Note: This bug is displayed in read-only format because the product is no longer active in Red Hat Bugzilla.

Bug 1603376

Summary:

'SanlockException:(-202, 'Sanlock resource read failure', 'IO timeout')' while trying to attach the non-master SD when disk creation is in progress

Product:

[oVirt] vdsm

Reporter:

Shir Fishbain <sfishbai>

Component:

Core

Assignee:

Nir Soffer <nsoffer>

Status:

CLOSED INSUFFICIENT_DATA

QA Contact:

Elad <ebenahar>

Severity:

high

Docs Contact:

Priority:

unspecified

Version:

4.20.31

CC:

ahino, bugs, ebenahar, nsoffer, sfishbai, tnisan

Target Milestone:

---

Target Release:

---

Hardware:

x86_64

OS:

Unspecified

Whiteboard:

Fixed In Version:

Doc Type:

If docs needed, set a value

Doc Text:

Story Points:

---

Clone Of:

Environment:

Last Closed:

2018-08-08 10:45:44 UTC

Type:

Bug

Regression:

---

Mount Type:

---

Documentation:

---

CRM:

Verified Versions:

Category:

---

oVirt Team:

Storage

RHEL 7.3 requirements from Atomic Host:

Cloudforms Team:

---

Target Upstream Version:

Embargoed:

Attachments:

Description	Flags
Logs	none

Description Shir Fishbain 2018-07-19 14:37:11 UTC

Created attachment 1460409 [details]
Logs

Description of problem:
All the storage domains were detached except for the master SD.
While creating a 500 GiB, preallocated disk try to put the master SD to maintenance and then try to attach the unattached storage domains.
A 'Sanlock resource read failure' error message appeared in engine.log

Version-Release number of selected component (if applicable):
4.2.5.2_SNAPSHOT-79.gffafd93.0.scratch.master.el7ev

How reproducible:
Not sure

Steps to Reproduce:
1. All storage domains except for the master SD were detached.
2. Create a 500 GiB preallocated disk on the master SD 
3. While the disk creation is in progress try to put the master to maintenance.
4. Try to attach the storage domains 

Actual results:
The attempt to attach the non-master storage domains fail with the following errors:

engine log :
2018-07-17 15:33:05,620+03 ERROR [org.ovirt.engine.core.dal.dbbroker.auditloghandling.AuditLogDirector] (EE-ManagedThreadFactory-engineScheduled-Thread-82) [] EVENT_ID: VDS_BROKER_COMMAND_FAILURE(10,802), VDSM host_mixed_1 command SpmStatusVDS failed: (-202, 'Sanlock resource read failure', 'IO timeout')

vdsm log:
2018-07-17 15:16:30,288+0300 ERROR (jsonrpc/4) [storage.Dispatcher] FINISH getSpmStatus error=(-202, 'Unable to read resource owners', 'IO timeout') (dispatcher:86)
Traceback (most recent call last):
  File "/usr/lib/python2.7/site-packages/vdsm/storage/dispatcher.py", line 73, in wrapper
    result = ctask.prepare(func, *args, **kwargs)
  File "/usr/lib/python2.7/site-packages/vdsm/storage/task.py", line 108, in wrapper
    return m(self, *a, **kw)
  File "/usr/lib/python2.7/site-packages/vdsm/storage/task.py", line 1189, in prepare
    raise self.error

sanlock log:
2018-07-17 15:12:47 174532 [6941]: s21 renewal error -202 delta_length 10 last_success 174501

Expected Result: All the storage domains non-master storage domains should be attached successfully.

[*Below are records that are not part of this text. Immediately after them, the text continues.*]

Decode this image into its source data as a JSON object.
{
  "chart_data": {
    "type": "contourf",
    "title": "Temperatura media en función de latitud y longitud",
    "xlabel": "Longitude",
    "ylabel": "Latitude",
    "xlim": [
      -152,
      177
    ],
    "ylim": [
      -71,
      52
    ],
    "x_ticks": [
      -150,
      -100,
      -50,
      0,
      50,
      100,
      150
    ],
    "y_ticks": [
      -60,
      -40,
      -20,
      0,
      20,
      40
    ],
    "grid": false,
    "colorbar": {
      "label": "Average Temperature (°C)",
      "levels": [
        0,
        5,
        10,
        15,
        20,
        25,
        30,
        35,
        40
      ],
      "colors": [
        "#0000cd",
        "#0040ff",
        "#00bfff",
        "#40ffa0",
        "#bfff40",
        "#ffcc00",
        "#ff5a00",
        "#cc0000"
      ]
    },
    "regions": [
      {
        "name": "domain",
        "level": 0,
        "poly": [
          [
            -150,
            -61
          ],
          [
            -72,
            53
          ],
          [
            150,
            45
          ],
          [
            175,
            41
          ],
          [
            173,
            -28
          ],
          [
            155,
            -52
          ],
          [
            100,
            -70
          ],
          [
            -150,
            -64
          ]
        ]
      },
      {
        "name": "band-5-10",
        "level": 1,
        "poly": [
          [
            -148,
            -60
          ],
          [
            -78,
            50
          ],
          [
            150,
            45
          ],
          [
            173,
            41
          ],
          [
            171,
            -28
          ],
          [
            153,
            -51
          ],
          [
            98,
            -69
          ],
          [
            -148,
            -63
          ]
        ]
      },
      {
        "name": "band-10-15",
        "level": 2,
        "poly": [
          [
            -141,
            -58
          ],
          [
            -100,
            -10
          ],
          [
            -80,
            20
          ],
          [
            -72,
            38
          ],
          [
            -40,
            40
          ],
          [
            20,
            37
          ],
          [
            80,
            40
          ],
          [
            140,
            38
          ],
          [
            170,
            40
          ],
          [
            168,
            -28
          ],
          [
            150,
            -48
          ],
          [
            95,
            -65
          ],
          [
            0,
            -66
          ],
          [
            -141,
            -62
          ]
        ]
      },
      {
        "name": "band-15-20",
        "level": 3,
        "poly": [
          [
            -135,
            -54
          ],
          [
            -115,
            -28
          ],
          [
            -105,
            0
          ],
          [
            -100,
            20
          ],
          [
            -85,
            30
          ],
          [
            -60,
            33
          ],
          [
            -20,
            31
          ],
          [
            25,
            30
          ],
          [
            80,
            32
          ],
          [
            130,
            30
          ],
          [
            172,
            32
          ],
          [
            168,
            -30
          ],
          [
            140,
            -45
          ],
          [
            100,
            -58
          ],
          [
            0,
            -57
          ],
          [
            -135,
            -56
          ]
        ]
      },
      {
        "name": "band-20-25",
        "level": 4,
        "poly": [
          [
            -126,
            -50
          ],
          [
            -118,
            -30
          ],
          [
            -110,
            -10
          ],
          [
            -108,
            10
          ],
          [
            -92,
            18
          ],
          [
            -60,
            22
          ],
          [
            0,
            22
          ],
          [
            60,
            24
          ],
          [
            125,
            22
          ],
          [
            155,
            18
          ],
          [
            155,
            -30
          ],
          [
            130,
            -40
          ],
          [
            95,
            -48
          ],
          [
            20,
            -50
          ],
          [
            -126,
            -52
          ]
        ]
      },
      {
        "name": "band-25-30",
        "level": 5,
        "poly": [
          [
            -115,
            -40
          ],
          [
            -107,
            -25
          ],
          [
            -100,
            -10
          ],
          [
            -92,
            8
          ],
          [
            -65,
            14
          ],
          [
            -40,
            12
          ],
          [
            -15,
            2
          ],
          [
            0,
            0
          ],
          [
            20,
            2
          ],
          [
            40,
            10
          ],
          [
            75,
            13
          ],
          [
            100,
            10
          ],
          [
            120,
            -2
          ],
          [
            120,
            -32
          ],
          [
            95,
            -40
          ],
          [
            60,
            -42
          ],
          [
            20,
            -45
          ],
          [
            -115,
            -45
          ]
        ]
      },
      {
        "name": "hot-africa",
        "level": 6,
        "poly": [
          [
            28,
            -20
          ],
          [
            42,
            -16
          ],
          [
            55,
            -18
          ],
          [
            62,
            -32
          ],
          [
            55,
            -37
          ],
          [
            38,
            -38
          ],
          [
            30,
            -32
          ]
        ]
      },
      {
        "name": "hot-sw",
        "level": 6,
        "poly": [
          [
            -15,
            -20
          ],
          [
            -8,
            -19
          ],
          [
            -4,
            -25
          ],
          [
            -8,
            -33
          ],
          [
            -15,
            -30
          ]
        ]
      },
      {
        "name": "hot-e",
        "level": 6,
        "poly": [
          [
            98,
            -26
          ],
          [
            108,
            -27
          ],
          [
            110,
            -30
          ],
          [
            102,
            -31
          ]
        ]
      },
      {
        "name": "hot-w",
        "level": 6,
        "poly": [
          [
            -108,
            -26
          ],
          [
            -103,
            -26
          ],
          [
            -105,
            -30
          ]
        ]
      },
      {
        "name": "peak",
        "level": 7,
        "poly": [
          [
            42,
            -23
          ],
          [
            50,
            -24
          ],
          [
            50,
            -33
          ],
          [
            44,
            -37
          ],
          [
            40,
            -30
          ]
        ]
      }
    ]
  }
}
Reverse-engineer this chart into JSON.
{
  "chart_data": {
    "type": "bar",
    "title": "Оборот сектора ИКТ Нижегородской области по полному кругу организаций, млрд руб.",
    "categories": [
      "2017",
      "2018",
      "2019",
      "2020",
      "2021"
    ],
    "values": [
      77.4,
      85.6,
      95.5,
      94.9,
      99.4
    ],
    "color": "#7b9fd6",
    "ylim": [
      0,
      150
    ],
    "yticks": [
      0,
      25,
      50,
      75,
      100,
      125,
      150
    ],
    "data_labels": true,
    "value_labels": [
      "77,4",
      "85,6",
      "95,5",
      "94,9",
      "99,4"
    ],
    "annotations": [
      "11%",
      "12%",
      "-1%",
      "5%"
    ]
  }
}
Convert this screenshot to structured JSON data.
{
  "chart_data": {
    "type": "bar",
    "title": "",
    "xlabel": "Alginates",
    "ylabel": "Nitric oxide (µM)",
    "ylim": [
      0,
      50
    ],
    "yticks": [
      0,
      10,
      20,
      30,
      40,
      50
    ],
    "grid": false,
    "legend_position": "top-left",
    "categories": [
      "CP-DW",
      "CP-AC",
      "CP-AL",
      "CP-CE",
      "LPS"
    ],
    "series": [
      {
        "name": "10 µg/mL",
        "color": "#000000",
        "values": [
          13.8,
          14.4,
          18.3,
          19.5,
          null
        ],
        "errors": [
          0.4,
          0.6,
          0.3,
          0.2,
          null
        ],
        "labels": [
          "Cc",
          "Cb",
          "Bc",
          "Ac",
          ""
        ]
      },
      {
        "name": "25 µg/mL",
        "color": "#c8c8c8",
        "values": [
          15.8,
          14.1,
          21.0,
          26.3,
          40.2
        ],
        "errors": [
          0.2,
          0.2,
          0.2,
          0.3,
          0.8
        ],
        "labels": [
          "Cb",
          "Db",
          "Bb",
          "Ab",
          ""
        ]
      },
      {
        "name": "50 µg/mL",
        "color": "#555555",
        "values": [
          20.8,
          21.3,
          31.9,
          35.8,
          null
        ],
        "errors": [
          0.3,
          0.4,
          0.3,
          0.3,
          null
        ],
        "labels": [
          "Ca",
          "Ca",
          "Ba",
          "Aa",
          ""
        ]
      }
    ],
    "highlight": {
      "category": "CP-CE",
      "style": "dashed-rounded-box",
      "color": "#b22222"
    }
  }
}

Additional info: After trying to put the master SD to maintenance (while processing the disk creation) fails with a proper message (which is expected).

Comment 1 Shir Fishbain 2018-07-19 14:51:18 UTC

vdsm-4.20.34-1.el7ev.x86_64

Comment 2 Tal Nisan 2018-07-29 07:56:26 UTC

Seems like the expected behavior to me if you attach few storage domains as once, Nir what do you think?

Comment 3 Nir Soffer 2018-08-07 12:46:42 UTC

I don't think the number of storage domain should matter.  This looks like QOS
issue, preallocating big disk cause sanlock timeouts when reading the SPM lease.

Can we get more info about this setup?

For every storage domain:
- storage type?
- what is the target storage?
- how we connect to storage? FC/iSCSI/NFS
- if iSCSI, is this 1G network or 10G
- if NFS, which NFS version?
- master?

For the preallocated disk, which type of storage is this?

Please also include output of mount command, showing all mounts and mount options.

Finally, try to reproduce, it is important if this is reproducible or not.

Comment 4 Shir Fishbain 2018-08-08 10:41:54 UTC

The bug isn't reproduced again.
The bug was opened because of the nfs environment problem.

Comment 5 Nir Soffer 2018-08-08 10:45:44 UTC

Closing since we don't have enough data to investigate, and we cannot reproduce.

Please reopen when you have the data requested in comment 3, and know how to 
reproduce.